All of that without a single click or a permission prompt. The AI layer is not incidental here. It is the amplifier. The XSS got a foot in the door; the agent's standing permissions are what let the intruder walk through the whole house.

Why this keeps happening

The structural lesson is the same one that shows up across prompt-injection incidents, and it is worth stating plainly: an AI assistant treats instructions and data as one undifferentiated stream, and it acts with whatever permissions it has been handed. So the security of the whole system collapses onto two questions. Can an attacker get text into that stream? And how much can the assistant do once it reads that text?

ShadowPrompt answers the first question with a wildcard allowlist and an unpatched third-party widget, and the second question with a connected Gmail, Drive, and chat archive. Neither of those is exotic. The origin allowlist is the kind of trust boundary that gets drawn loosely because *.claude.ai "is all us." It is not all you - a CDN subdomain serving a vendor's CAPTCHA is a different trust domain than your own application code, even when it shares a parent domain. And the vendor component was simply out of date, which is the most ordinary supply-chain failure there is.

Browser AI assistants raise the stakes on both questions at once. They are designed to read arbitrary web content (so the attack surface for "get text in" is the entire internet) and they are designed to act across your connected accounts (so the blast radius of "what can it do" is your digital life). That combination is precisely the one that demands paranoid origin checks and tightly scoped tool permissions, and it is precisely the one where a convenient wildcard is most tempting.
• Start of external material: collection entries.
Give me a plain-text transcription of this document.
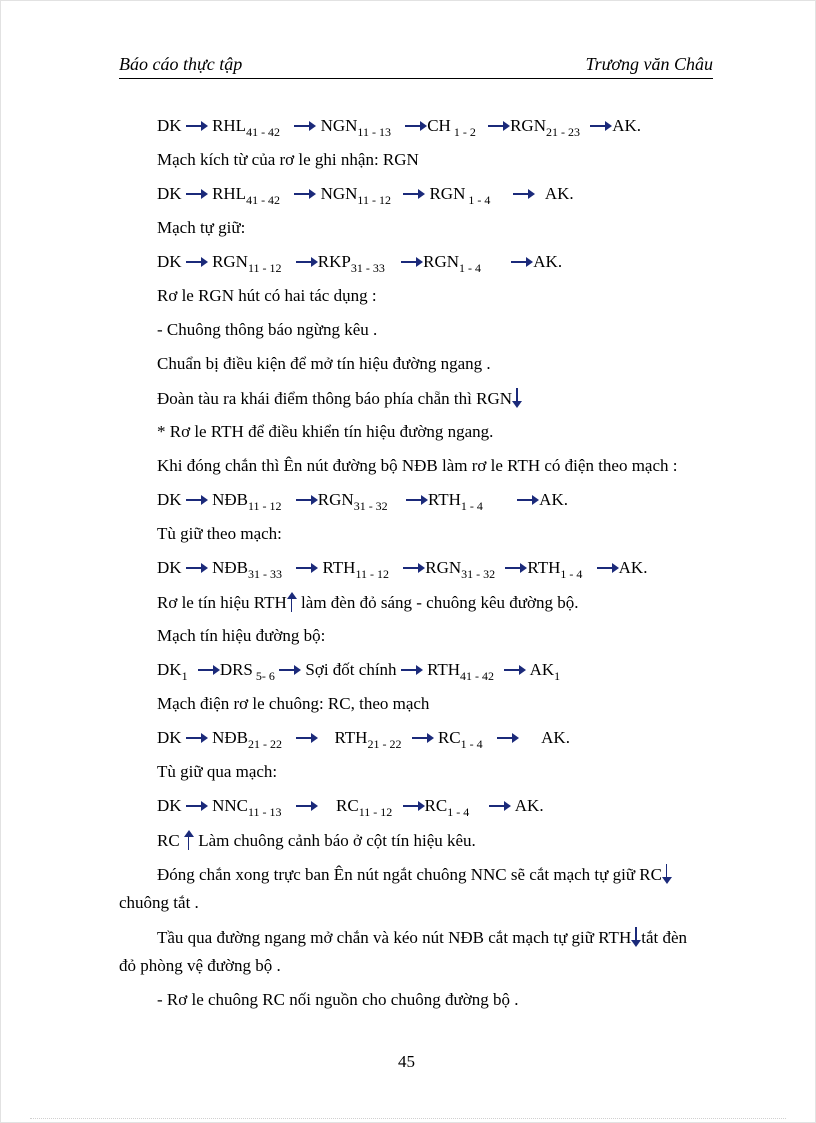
Báo cáo thực tập	Trương văn Châu
DK $RHL_{41 - 42}$ $NGN_{11 - 13}$ CH $_{1 - 2}$ $RGN_{21 - 23}$ AK.
Mạch kích từ của rơ le ghi nhận: RGN
DK $RHL_{41 - 42}$ $NGN_{11 - 12}$ RGN $_{1 - 4}$	AK.
Mạch tự giữ:
DK $RGN_{11 - 12}$ $RKP_{31 - 33}$ $RGN_{1 - 4}$	AK.
Rơ le RGN hút có hai tác dụng :
- Chuông thông báo ngừng kêu .
Chuẩn bị điều kiện để mở tín hiệu đường ngang .
Đoàn tàu ra khái điểm thông báo phía chẵn thì RGN
* Rơ le RTH để điều khiển tín hiệu đường ngang.
Khi đóng chắn thì Ên nút đường bộ NĐB làm rơ le RTH có điện theo mạch :
DK $NĐB_{11 - 12}$ $RGN_{31 - 32}$ $RTH_{1 - 4}$	AK.
Tù giữ theo mạch:
DK $NĐB_{31 - 33}$ $RTH_{11 - 12}$ $RGN_{31 - 32}$ $RTH_{1 - 4}$ AK.
Rơ le tín hiệu RTH làm đèn đỏ sáng - chuông kêu đường bộ.
Mạch tín hiệu đường bộ:
$DK_1$ DRS $_{5- 6}$ Sợi đốt chính $RTH_{41 - 42}$ $AK_1$
Mạch điện rơ le chuông: RC, theo mạch
DK $NĐB_{21 - 22}$	$RTH_{21 - 22}$ $RC_{1 - 4}$	AK.
Tù giữ qua mạch:
DK $NNC_{11 - 13}$	$RC_{11 - 12}$ $RC_{1 - 4}$	AK.
RC Làm chuông cảnh báo ở cột tín hiệu kêu.
Đóng chắn xong trực ban Ên nút ngắt chuông NNC sẽ cắt mạch tự giữ RC
chuông tắt .
Tầu qua đường ngang mở chắn và kéo nút NĐB cắt mạch tự giữ RTH tắt đèn
đỏ phòng vệ đường bộ .
- Rơ le chuông RC nối nguồn cho chuông đường bộ .
45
The response, and the honest caveats

Yomtov reported ShadowPrompt to Anthropic via HackerOne on December 26, 2025. Anthropic confirmed the issue the next day and, per the reports, deployed an extension fix around January 15, 2026 - tightening the origin check so the extension requires an exact match to claude.ai rather than trusting any subdomain. Arkose Labs fixed the underlying CAPTCHA XSS on February 19, 2026. That is a responsive turnaround, and it is worth saying so.

Two caveats keep this in the "near-miss" column rather than the "breach" column. First, this was responsibly disclosed; there is no public evidence that ShadowPrompt was exploited against real users before it was patched. The harm here is exposure, not confirmed theft. Second, the chain genuinely did depend on a conventional web vulnerability - the Arkose XSS - so anyone tempted to file this purely under "spooky AI risk" should remember that half the exploit is a bug class older than the assistant it hijacked.
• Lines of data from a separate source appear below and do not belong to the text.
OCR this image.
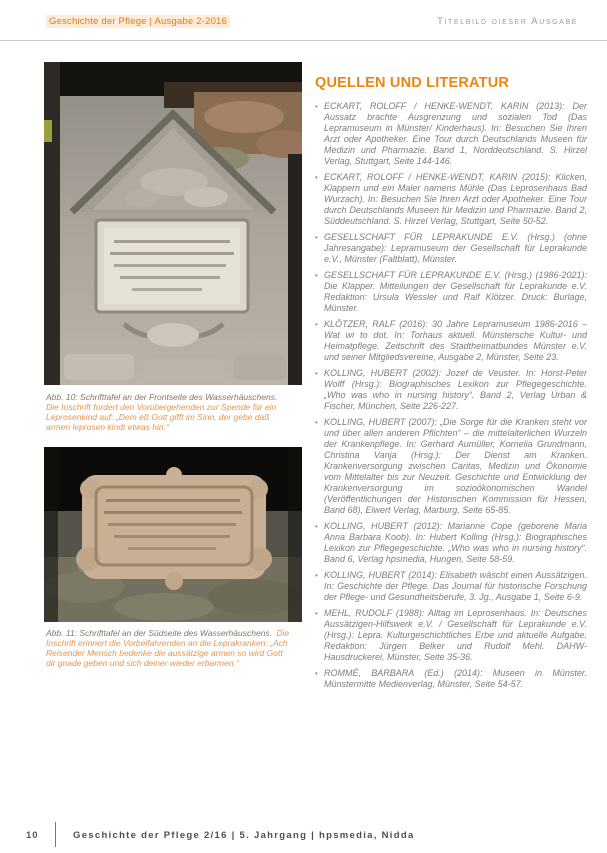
Geschichte der Pflege | Ausgabe 2-2016	Titelbild dieser Ausgabe

Abb. 10: Schrifttafel an der Frontseite des Wasserhäuschens. Die Inschrift fordert den Vorübergehenden zur Spende für ein Leprosenkind auf: „Dem eß Gott gifft im Sinn, der gebe daß armen leprosen kindt etwas hin.“

Abb. 11: Schrifttafel an der Südseite des Wasserhäuschens. Die Inschrift erinnert die Vorbeifahrenden an die Leprakranken: „Ach Reisender Mensch bedenke die aussätzige armen so wird Gott dir gnade geben und sich deiner wieder erbarmen.“

QUELLEN UND LITERATUR

• ECKART, ROLOFF / HENKE-WENDT, KARIN (2013): Der Aussatz brachte Ausgrenzung und sozialen Tod (Das Lepramuseum in Münster/ Kinderhaus). In: Besuchen Sie Ihren Arzt oder Apotheker. Eine Tour durch Deutschlands Museen für Medizin und Pharmazie. Band 1, Norddeutschland. S. Hirzel Verlag, Stuttgart, Seite 144-146.

• ECKART, ROLOFF / HENKE-WENDT, KARIN (2015): Klicken, Klappern und ein Maler namens Mühle (Das Leprosenhaus Bad Wurzach). In: Besuchen Sie Ihren Arzt oder Apotheker. Eine Tour durch Deutschlands Museen für Medizin und Pharmazie. Band 2, Süddeutschland. S. Hirzel Verlag, Stuttgart, Seite 50-52.

• GESELLSCHAFT FÜR LEPRAKUNDE E.V. (Hrsg.) (ohne Jahresangabe): Lepramuseum der Gesellschaft für Leprakunde e.V., Münster (Faltblatt), Münster.

• GESELLSCHAFT FÜR LEPRAKUNDE E.V. (Hrsg.) (1986-2021): Die Klapper. Mitteilungen der Gesellschaft für Leprakunde e.V. Redaktion: Ursula Wessler und Ralf Klötzer. Druck: Burlage, Münster.

• KLÖTZER, RALF (2016): 30 Jahre Lepramuseum 1986-2016 – Wat wi to dot. In: Torhaus aktuell. Münstersche Kultur- und Heimatpflege. Zeitschrift des Stadtheimatbundes Münster e.V. und seiner Mitgliedsvereine, Ausgabe 2, Münster, Seite 23.

• KOLLING, HUBERT (2002): Jozef de Veuster. In: Horst-Peter Wolff (Hrsg.): Biographisches Lexikon zur Pflegegeschichte. „Who was who in nursing history“. Band 2, Verlag Urban & Fischer, München, Seite 226-227.

• KOLLING, HUBERT (2007): „Die Sorge für die Kranken steht vor und über allen anderen Pflichten“ – die mittelalterlichen Wurzeln der Krankenpflege. In: Gerhard Aumüller, Kornelia Grundmann, Christina Vanja (Hrsg.): Der Dienst am Kranken. Krankenversorgung zwischen Caritas, Medizin und Ökonomie vom Mittelalter bis zur Neuzeit. Geschichte und Entwicklung der Krankenversorgung im sozioökonomischen Wandel (Veröffentlichungen der Historischen Kommission für Hessen, Band 68), Elwert Verlag, Marburg, Seite 65-85.

• KOLLING, HUBERT (2012): Marianne Cope (geborene Maria Anna Barbara Koob). In: Hubert Kolling (Hrsg.): Biographisches Lexikon zur Pflegegeschichte. „Who was who in nursing history“. Band 6, Verlag hpsmedia, Hungen, Seite 58-59.

• KOLLING, HUBERT (2014): Elisabeth wäscht einen Aussätzigen. In: Geschichte der Pflege. Das Journal für historische Forschung der Pflege- und Gesundheitsberufe, 3. Jg., Ausgabe 1, Seite 6-9.

• MEHL, RUDOLF (1988): Alltag im Leprosenhaus. In: Deutsches Aussätzigen-Hilfswerk e.V. / Gesellschaft für Leprakunde e.V. (Hrsg.): Lepra. Kulturgeschichtliches Erbe und aktuelle Aufgabe. Redaktion: Jürgen Belker und Rudolf Mehl. DAHW-Hausdruckerei, Münster, Seite 35-36.

• ROMMÉ, BARBARA (Ed.) (2014): Museen in Münster. Münstermitte Medienverlag, Münster, Seite 54-57.

10	Geschichte der Pflege 2/16 | 5. Jahrgang | hpsmedia, Nidda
But that is also the point. Old, well-understood web flaws do not stay bounded when you bolt them onto a system that can act with your credentials. The exact-match origin fix is the boring, correct remedy. The broader lesson is the uncomfortable one: a wildcard you trusted out of convenience plus a vendor widget you forgot to update is enough to turn "visit a web page" into "lose your inbox."

Graveyard lesson

ShadowPrompt belongs here because it shows how cheaply a browser AI assistant can be turned against its user when trust boundaries are drawn for convenience. Wildcard allowlists are convenient. Third-party CAPTCHAs are convenient. Connected Gmail and Drive are convenient. Compose them without sharp boundaries and you get a machine that takes instructions from any website and executes them with the victim's full identity.
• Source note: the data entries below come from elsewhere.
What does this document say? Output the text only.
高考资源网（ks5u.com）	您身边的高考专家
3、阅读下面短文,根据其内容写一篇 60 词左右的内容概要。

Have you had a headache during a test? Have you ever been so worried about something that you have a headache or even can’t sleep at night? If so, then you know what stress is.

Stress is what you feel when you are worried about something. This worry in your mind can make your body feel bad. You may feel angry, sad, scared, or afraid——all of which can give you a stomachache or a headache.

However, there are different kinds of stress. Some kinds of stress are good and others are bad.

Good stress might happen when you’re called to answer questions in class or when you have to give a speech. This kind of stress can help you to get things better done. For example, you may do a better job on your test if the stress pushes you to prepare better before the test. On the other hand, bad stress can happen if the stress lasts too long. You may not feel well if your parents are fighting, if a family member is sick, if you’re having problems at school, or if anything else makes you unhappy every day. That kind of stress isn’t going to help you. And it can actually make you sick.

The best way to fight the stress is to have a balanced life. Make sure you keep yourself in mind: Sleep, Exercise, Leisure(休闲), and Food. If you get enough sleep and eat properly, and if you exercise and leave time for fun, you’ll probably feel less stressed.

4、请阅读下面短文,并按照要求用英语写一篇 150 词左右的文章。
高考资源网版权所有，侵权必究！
The fixes are the unglamorous ones. Trust origins by exact match, not by wildcard. Treat every third-party subdomain as a separate, untrusted trust domain even when it shares your parent name, and keep vendor components patched. And scope an assistant's tool access so that one injected prompt cannot quietly hand over an access token, read a drive, and send mail in a single uninterrupted breath. Convenience is not a security model. It is just the thing attackers count on.